28. When a substantial question of law can be said to have arisen, has been dealt with and considered by the Hon’ble Supreme Court in the case of Ishwar Dass Jain, reported in (2000) 1 SCC 434 . In the said decision, it was held that: “Under Section 100 CPC, after 1976 amendment, it is essential for the High Court to formulate a substantial question of law and it is not permissible to reverse the judgment of the first appellate court without doing so. There are two situations in which interference with findings of fact is permissible. The first one is when material or relevant evidence is not considered which, if considered which, would have led to an opposite conclusion.

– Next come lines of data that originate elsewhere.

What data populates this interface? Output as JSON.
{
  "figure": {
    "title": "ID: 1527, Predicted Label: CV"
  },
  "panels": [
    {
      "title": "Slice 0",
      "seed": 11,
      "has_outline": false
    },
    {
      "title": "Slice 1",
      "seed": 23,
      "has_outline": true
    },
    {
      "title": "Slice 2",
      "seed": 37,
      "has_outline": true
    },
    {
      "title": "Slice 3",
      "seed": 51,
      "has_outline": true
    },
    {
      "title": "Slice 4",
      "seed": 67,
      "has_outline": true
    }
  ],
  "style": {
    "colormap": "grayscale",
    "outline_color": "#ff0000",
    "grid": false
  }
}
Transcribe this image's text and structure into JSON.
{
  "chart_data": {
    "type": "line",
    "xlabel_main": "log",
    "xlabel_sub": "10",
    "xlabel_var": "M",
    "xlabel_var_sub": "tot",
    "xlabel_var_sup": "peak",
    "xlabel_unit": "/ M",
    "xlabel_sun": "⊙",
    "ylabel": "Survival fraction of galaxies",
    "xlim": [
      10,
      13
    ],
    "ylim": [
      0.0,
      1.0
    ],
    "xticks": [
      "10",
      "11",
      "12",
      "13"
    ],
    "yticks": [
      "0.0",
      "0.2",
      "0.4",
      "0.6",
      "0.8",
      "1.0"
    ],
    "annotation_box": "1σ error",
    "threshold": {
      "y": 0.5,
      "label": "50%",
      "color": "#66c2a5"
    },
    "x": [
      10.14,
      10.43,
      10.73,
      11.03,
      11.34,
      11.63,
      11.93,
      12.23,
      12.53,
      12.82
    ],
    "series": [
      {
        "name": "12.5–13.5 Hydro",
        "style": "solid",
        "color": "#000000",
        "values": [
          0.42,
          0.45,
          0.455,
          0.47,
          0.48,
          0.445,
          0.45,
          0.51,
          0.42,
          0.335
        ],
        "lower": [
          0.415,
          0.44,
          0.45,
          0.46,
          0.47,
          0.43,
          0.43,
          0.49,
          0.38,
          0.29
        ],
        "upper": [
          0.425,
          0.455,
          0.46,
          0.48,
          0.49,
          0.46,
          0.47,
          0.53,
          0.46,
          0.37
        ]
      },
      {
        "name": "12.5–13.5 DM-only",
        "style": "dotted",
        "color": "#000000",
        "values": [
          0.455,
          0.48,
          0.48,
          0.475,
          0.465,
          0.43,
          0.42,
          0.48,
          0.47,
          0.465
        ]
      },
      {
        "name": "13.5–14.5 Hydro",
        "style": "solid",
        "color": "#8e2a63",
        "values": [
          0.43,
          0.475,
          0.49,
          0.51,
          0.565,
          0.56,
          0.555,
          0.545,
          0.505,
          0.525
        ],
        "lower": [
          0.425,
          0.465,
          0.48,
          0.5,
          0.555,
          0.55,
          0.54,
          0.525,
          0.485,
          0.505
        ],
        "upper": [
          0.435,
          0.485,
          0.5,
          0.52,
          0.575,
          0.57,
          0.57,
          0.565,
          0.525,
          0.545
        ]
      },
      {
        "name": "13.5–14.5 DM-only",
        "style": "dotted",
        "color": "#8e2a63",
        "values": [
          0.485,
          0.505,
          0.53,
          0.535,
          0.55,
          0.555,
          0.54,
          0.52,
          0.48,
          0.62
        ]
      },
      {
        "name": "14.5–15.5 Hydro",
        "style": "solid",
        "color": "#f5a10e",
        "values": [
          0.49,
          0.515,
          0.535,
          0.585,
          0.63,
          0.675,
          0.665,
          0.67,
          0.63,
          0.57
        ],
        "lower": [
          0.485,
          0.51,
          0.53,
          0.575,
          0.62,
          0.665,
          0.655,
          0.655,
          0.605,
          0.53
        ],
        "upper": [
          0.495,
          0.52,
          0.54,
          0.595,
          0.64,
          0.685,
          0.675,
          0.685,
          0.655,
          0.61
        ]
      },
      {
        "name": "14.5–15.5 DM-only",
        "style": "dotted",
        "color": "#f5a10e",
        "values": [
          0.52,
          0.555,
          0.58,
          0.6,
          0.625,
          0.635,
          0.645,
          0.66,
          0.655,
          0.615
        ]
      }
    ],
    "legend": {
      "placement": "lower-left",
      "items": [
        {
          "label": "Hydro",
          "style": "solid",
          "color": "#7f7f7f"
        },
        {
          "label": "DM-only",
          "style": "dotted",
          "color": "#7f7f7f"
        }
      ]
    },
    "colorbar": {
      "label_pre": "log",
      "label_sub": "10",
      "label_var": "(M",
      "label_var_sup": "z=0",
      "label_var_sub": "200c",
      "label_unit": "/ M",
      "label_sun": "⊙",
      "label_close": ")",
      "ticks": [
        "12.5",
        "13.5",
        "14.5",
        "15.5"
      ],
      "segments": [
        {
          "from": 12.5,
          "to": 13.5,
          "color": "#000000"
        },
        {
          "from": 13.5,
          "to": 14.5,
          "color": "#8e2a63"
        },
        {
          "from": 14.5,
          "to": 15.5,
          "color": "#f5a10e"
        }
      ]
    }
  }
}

The second situation in which interference which findings of fact is permissible is where finding has been arrived at by the appellate court by placing reliance on inadmissible evidence which if it was omitted, an opposite conclusion was possible. In either of the above situations, a substantial question of law can arise.” 29. The settled position of law is that so far as the facts are concerned, the first appellate court is the final court and unless and until findings of facts recorded by the court below are found to be manifestly perverse or contrary to the evidence on record, the High Court would not be justified in setting aside the findings of facts recorded by the court below which were on appreciation of evidence on record. It is not permissible for the High Court to re-appreciate the entire evidence on record and come to its own finding when the findings recorded by the court below, more particularly, the first appellate court are on appreciation of evidence. 30. In view of the above, I find no merit in the appeal and the appeal is dismissed. 31. Send back the LCR.